- The financial performance of Flour Mills of Nigeria Plc (FMN) suffered from the temporary tough operating environment in HY1 2018
- The gridlock in the Apapa area of Lagos, where the company has its main business operations, increased the cost of running the business and increased delivery time. FSDH Research expects the traffic to ease when the current road construction in the area is completed
- The weak purchasing power and the weak economic performance in the country also had negative impacts on the operations of the company
- FMN invested in high-profit-margin businesses in the last few years. FSDH Research expects these businesses to contribute to the financial performance of the company in the next five years
- The company reduced the selling price on some of its products in response to the drop in some major input costs and to enable it to gain more market share
- The restructuring of debts through the proceeds from the Rights Issue has reduced the finance costs. The company will have the full benefits of this going forward.
- FMN has been able to align itself with the agriculture agenda of the Federal Government of Nigeria, which enables it to consolidate its position in the food product and ancillary businesses
- The company has also entered into a strategic partnership with Corteva Agriscience, agriculture division of DowDuPont in order to improve farm yields
- We estimate a dividend per share of N1.04 for the FY 2019
- Our fair value of the shares of FMN is N49.90
- Our target price is N32.00
1.0 Results Analysis
1.1 HY1 2018 Performance Analysis:
The financial performance of Flour Mills of Nigeria Plc (FMN) suffered from the temporary tough operating environment in HY1 2018. The gridlock in the Apapa area of Lagos, where the company has its main business operations has increased the cost of running the business and increased delivery time. The weak purchasing power and the weak economic performance in Nigeria have had negative impacts on the operations of the company. The company reduced the selling price on some of its products in response to the drop in some major input costs and to enable it to gain more market share. The restructuring of debts through the proceeds from the Rights Issue reduced the finance costs.

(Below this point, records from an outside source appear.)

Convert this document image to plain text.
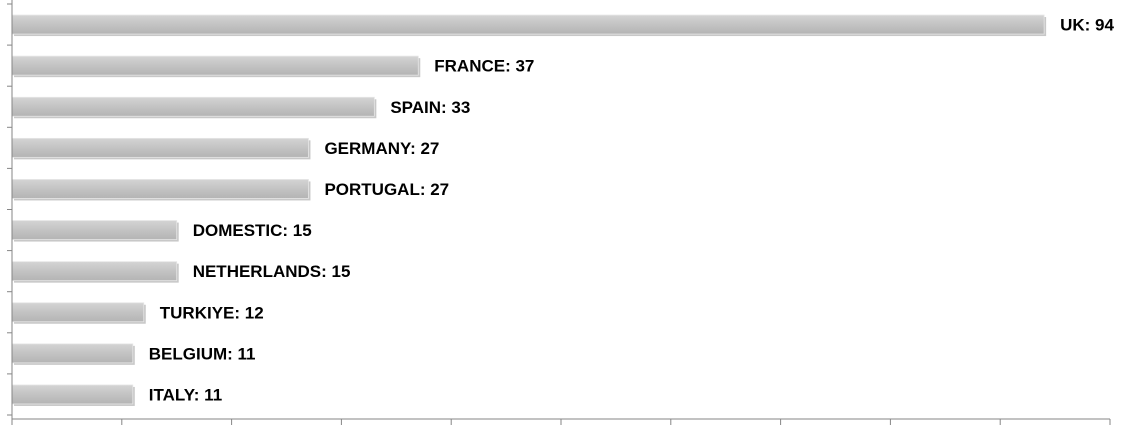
UK: 94
FRANCE: 37
SPAIN: 33
GERMANY: 27
PORTUGAL: 27
DOMESTIC: 15
NETHERLANDS: 15
TURKIYE: 12
BELGIUM: 11
ITALY: 11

The unaudited HY1 2018 result for the period ended September 2018, shows that Turnover (T/O) decreased by 9.62% to N269.74bn, compared with N298.44bn in HY1 2017. The drop in revenue was as a result of the company’s strategy to focus on market leadership. This means an increase in the volume of sales in some product categories at lower selling prices in response to lower input cost. Thus, customers received more value for their money. Our analysis of the company’s revenue by business segment shows that food accounted for 64% of the company’s total revenue as shown in table 4 below. The company’s cost of sales (COS) decreased by 9.63% to N237.62bn from N262.93bn in HY1 2017. Despite the decline in COS, gross profit decreased by 9.56% to N32.12bn in HY1 2018 from N35.51bn in HY1 2017. Its COS as a percentage of T/O remained flat at 88.09% in HY1 2018 from 88.10% in HY1 2017. Flour Mill’s administrative, selling and distribution expenses increased by 25.71% to N13.98bn. The company said it was mostly as a result of increased marketing activities geared to boost the top line. FSDH Research believes the difficulties in moving goods around the country especially in Apapa because of the bad transportation system contributed to this. However, reconstruction work is going on to ease traffic in the area. These expenses as a percentage of T/O increased to 5.18% in HY1 2018 from 3.73% in HY1 2017. The company’s Earnings Before Interest and Tax (EBIT) decreased by 34.71% to N19.24bn from N29.47bn in HY1 2017.
The company recorded a net finance charge of N10.94bn in HY1 2018, a decrease of 31.60% from N15.99bn in HY1 2017. This was a reflection of debt refinancing through the Rights Issue as well as a drop in interest rate in the market. The Profit Before Tax (PBT) fell by 38.40% to N8.30bn in HY1 2018 from N13.48bn recorded in HY1 2017. The company’s tax provision also decreased by 21.57% to N3.23bn in HY1 2018 from N4.12bn in HY1 2017. The Profit After Tax (PAT) was N5.07bn in HY1 2018, from N9.36bn in HY1 2017, representing a decrease of 45.81%.
The GP margin increased marginally to 11.91% in HY1 2018 from 11.90% in HY1 2017, while the EBIT margin decreased to 7.11% from 9.88%. Similarly, the PBT margin decreased to 3.08% from 4.52% while the PAT margin decreased to 1.88% in HY1 2018, down from 3.13%.